The Share Issue Directives of Hydropower Companies 2019 permits hydropower companies to issue rights shares and make follow-on public offers only two years after their initial public offerings. The commission has barred hydropower companies from making follow-on public offers and issuing rights shares with the intention of investing in other companies or projects and clearing debts.
“There is no point in issuing further shares if we cannot pay back our debts and invest public money in other productive projects,” said Kumar Pandey, vice-president of the Independent Power Producers Association. “The commission did not understand our recommendations and enforced regressive regulations.”
According to Pandey, the primary motive of hydropower companies behind floating additional shares in the market is to settle debts and foster financial growth of the company by utilising the accumulated funds instead of depositing it as idle money in banks.
Commission officials countered the claim saying that the new regulations were put in place to foster a more accountable system of governance in hydropower companies that thrive on public investment.
“We have seen cases of hydropower companies making further public offerings for a particular project and then investing the money in other new projects without completing the under-construction project,” said Ram Prasad Dhital, a member of the commission. “The directives have been issued to ensure the security of public investment and prevent companies from mishandling the funds without providing dividends and completing the intended projects.”
The directives also state that only those hydropower companies that have achieved 50 percent completion in the construction of major structures and infrastructure ensuring transmission connectivity with the national grid can make initial public offerings.
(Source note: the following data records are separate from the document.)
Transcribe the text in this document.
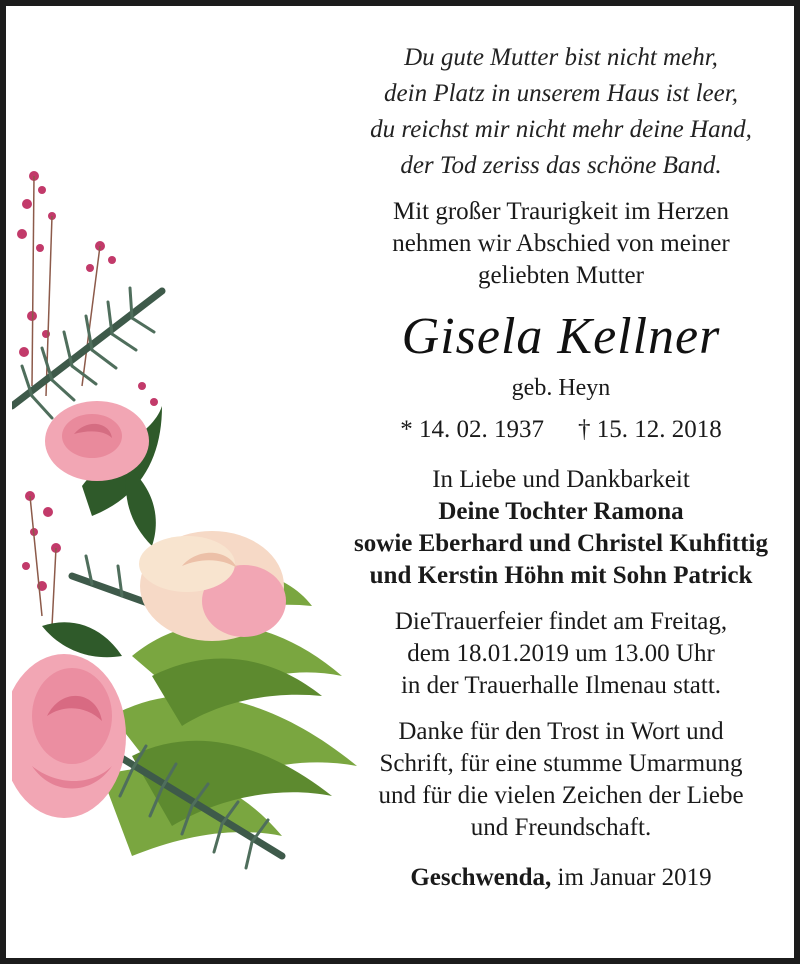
Du gute Mutter bist nicht mehr,
dein Platz in unserem Haus ist leer,
du reichst mir nicht mehr deine Hand,
der Tod zeriss das schöne Band.
Mit großer Traurigkeit im Herzen
nehmen wir Abschied von meiner
geliebten Mutter
Gisela Kellner
geb. Heyn
* 14. 02. 1937 † 15. 12. 2018
In Liebe und Dankbarkeit
Deine Tochter Ramona
sowie Eberhard und Christel Kuhfittig
und Kerstin Höhn mit Sohn Patrick
DieTrauerfeier findet am Freitag,
dem 18.01.2019 um 13.00 Uhr
in der Trauerhalle Ilmenau statt.
Danke für den Trost in Wort und
Schrift, für eine stumme Umarmung
und für die vielen Zeichen der Liebe
und Freundschaft.
Geschwenda, im Januar 2019
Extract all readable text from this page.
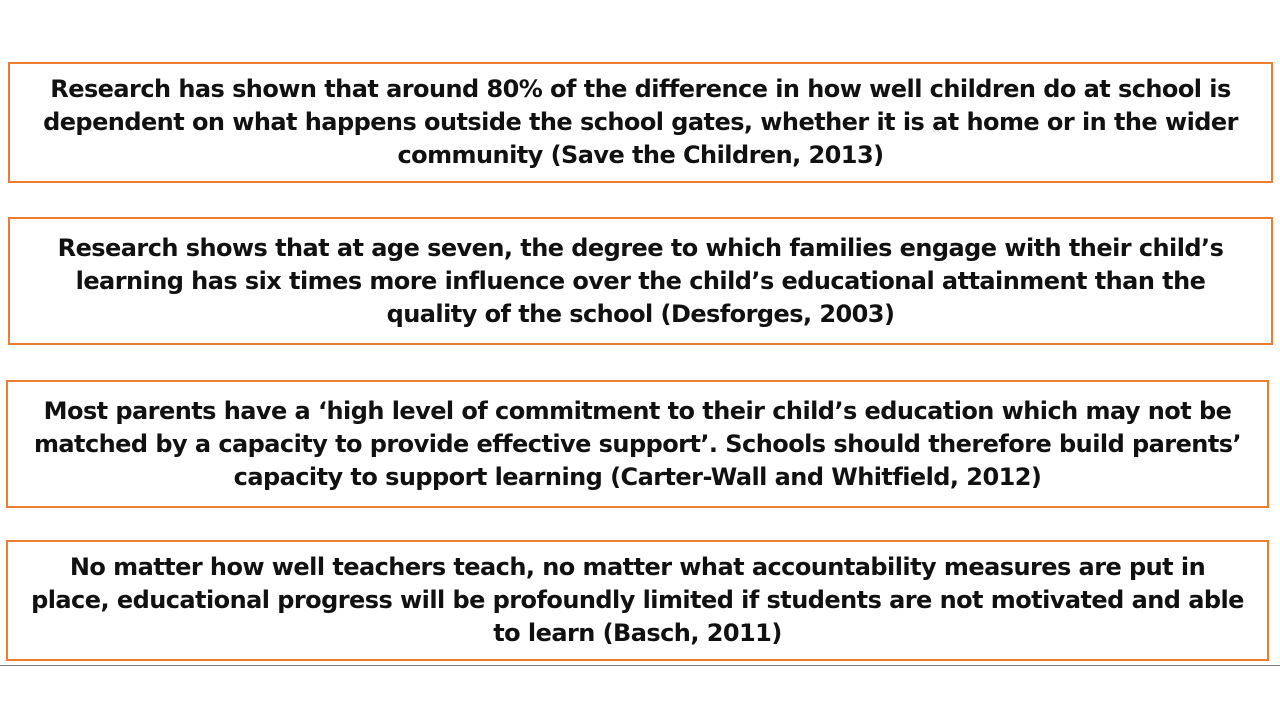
Research has shown that around 80% of the difference in how well children do at school is dependent on what happens outside the school gates, whether it is at home or in the wider community (Save the Children, 2013)

Research shows that at age seven, the degree to which families engage with their child’s learning has six times more influence over the child’s educational attainment than the quality of the school (Desforges, 2003)

Most parents have a ‘high level of commitment to their child’s education which may not be matched by a capacity to provide effective support’. Schools should therefore build parents’ capacity to support learning (Carter-Wall and Whitfield, 2012)

No matter how well teachers teach, no matter what accountability measures are put in place, educational progress will be profoundly limited if students are not motivated and able to learn (Basch, 2011)
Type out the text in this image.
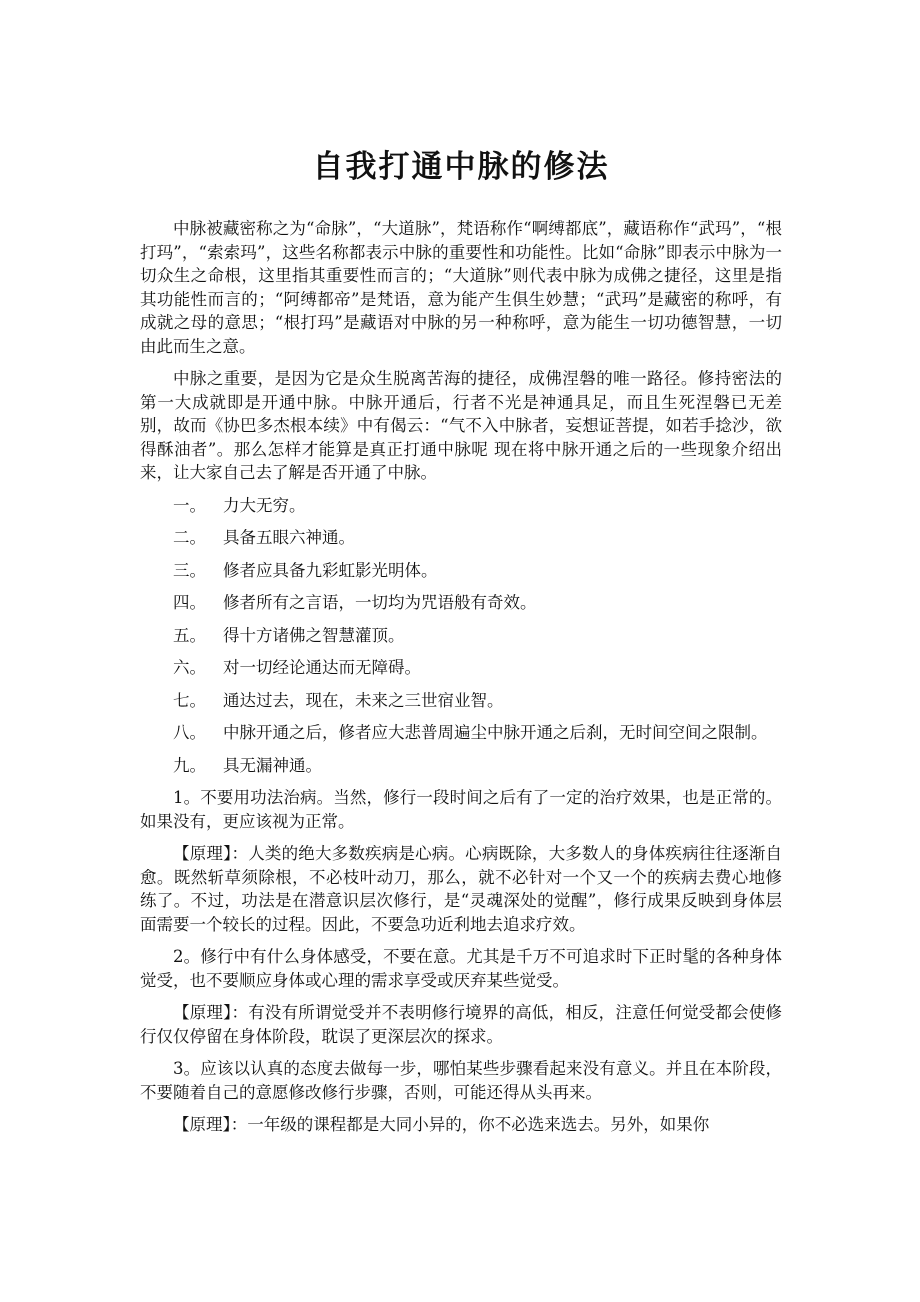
自我打通中脉的修法

中脉被藏密称之为“命脉”，“大道脉”，梵语称作“啊缚都底”，藏语称作“武玛”，“根打玛”，“索索玛”，这些名称都表示中脉的重要性和功能性。比如“命脉”即表示中脉为一切众生之命根，这里指其重要性而言的；“大道脉”则代表中脉为成佛之捷径，这里是指其功能性而言的；“阿缚都帝”是梵语，意为能产生俱生妙慧；“武玛”是藏密的称呼，有成就之母的意思；“根打玛”是藏语对中脉的另一种称呼，意为能生一切功德智慧，一切由此而生之意。

中脉之重要，是因为它是众生脱离苦海的捷径，成佛涅磐的唯一路径。修持密法的第一大成就即是开通中脉。中脉开通后，行者不光是神通具足，而且生死涅磐已无差别，故而《协巴多杰根本续》中有偈云：“气不入中脉者，妄想证菩提，如若手捻沙，欲得酥油者”。那么怎样才能算是真正打通中脉呢 现在将中脉开通之后的一些现象介绍出来，让大家自己去了解是否开通了中脉。

一。 力大无穷。
二。 具备五眼六神通。
三。 修者应具备九彩虹影光明体。
四。 修者所有之言语，一切均为咒语般有奇效。
五。 得十方诸佛之智慧灌顶。
六。 对一切经论通达而无障碍。
七。 通达过去，现在，未来之三世宿业智。
八。 中脉开通之后，修者应大悲普周遍尘中脉开通之后刹，无时间空间之限制。
九。 具无漏神通。

1。不要用功法治病。当然，修行一段时间之后有了一定的治疗效果，也是正常的。如果没有，更应该视为正常。

【原理】：人类的绝大多数疾病是心病。心病既除，大多数人的身体疾病往往逐渐自愈。既然斩草须除根，不必枝叶动刀，那么，就不必针对一个又一个的疾病去费心地修练了。不过，功法是在潜意识层次修行，是“灵魂深处的觉醒”，修行成果反映到身体层面需要一个较长的过程。因此，不要急功近利地去追求疗效。

2。修行中有什么身体感受，不要在意。尤其是千万不可追求时下正时髦的各种身体觉受，也不要顺应身体或心理的需求享受或厌弃某些觉受。

【原理】：有没有所谓觉受并不表明修行境界的高低，相反，注意任何觉受都会使修行仅仅停留在身体阶段，耽误了更深层次的探求。

3。应该以认真的态度去做每一步，哪怕某些步骤看起来没有意义。并且在本阶段，不要随着自己的意愿修改修行步骤，否则，可能还得从头再来。

【原理】：一年级的课程都是大同小异的，你不必选来选去。另外，如果你
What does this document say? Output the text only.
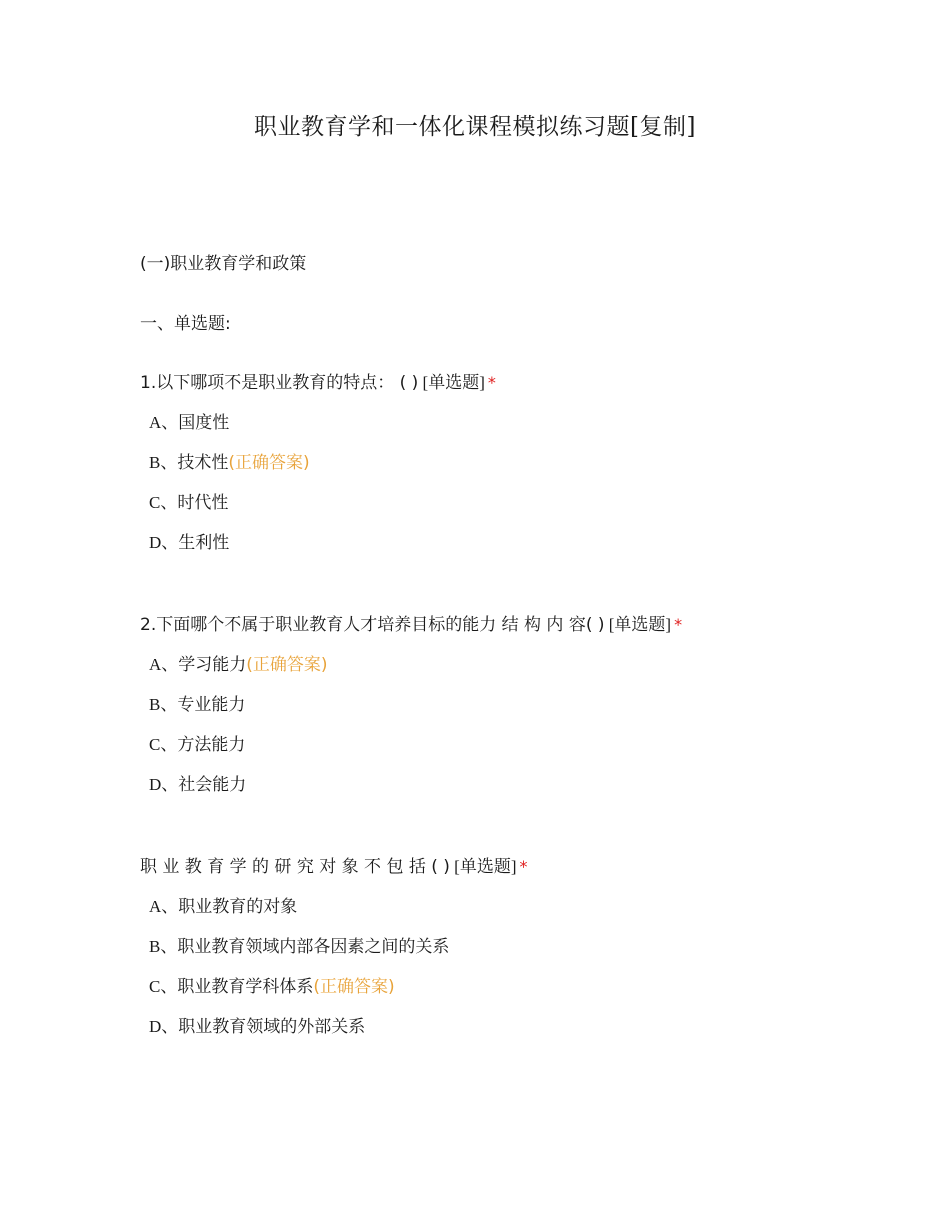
职业教育学和一体化课程模拟练习题[复制]
(一)职业教育学和政策
一、单选题:
1.以下哪项不是职业教育的特点： ( ) [单选题] *
A、国度性
B、技术性(正确答案)
C、时代性
D、生利性
2.下面哪个不属于职业教育人才培养目标的能力 结 构 内 容( ) [单选题] *
A、学习能力(正确答案)
B、专业能力
C、方法能力
D、社会能力
职 业 教 育 学 的 研 究 对 象 不 包 括 ( ) [单选题] *
A、职业教育的对象
B、职业教育领域内部各因素之间的关系
C、职业教育学科体系(正确答案)
D、职业教育领域的外部关系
The draft provisions of the directive originally required 95 percent completion, but the commission relaxed the requirement after consultations with stakeholders.
Hydropower companies are required to carry out financial management for the project before issuing shares. The provision had drawn reservations from power producers who said the motive for making an initial public offering was to arrange funds for their projects. The regulator explained that the term ‘financial management’ meant that the companies should mandatorily disclose the amount they wish to collect from their initial public offerings in their financial plans.
Currently, there are 30 hydropower companies listed on the Nepal Stock Exchange. Statistics issued by the Nepal Electricity Authority show that there are 82 hydropower projects owned by independent power producers in operation. A total of 107 independent projects had achieved financial closure as of the last fiscal, and 74 projects are yet to do so.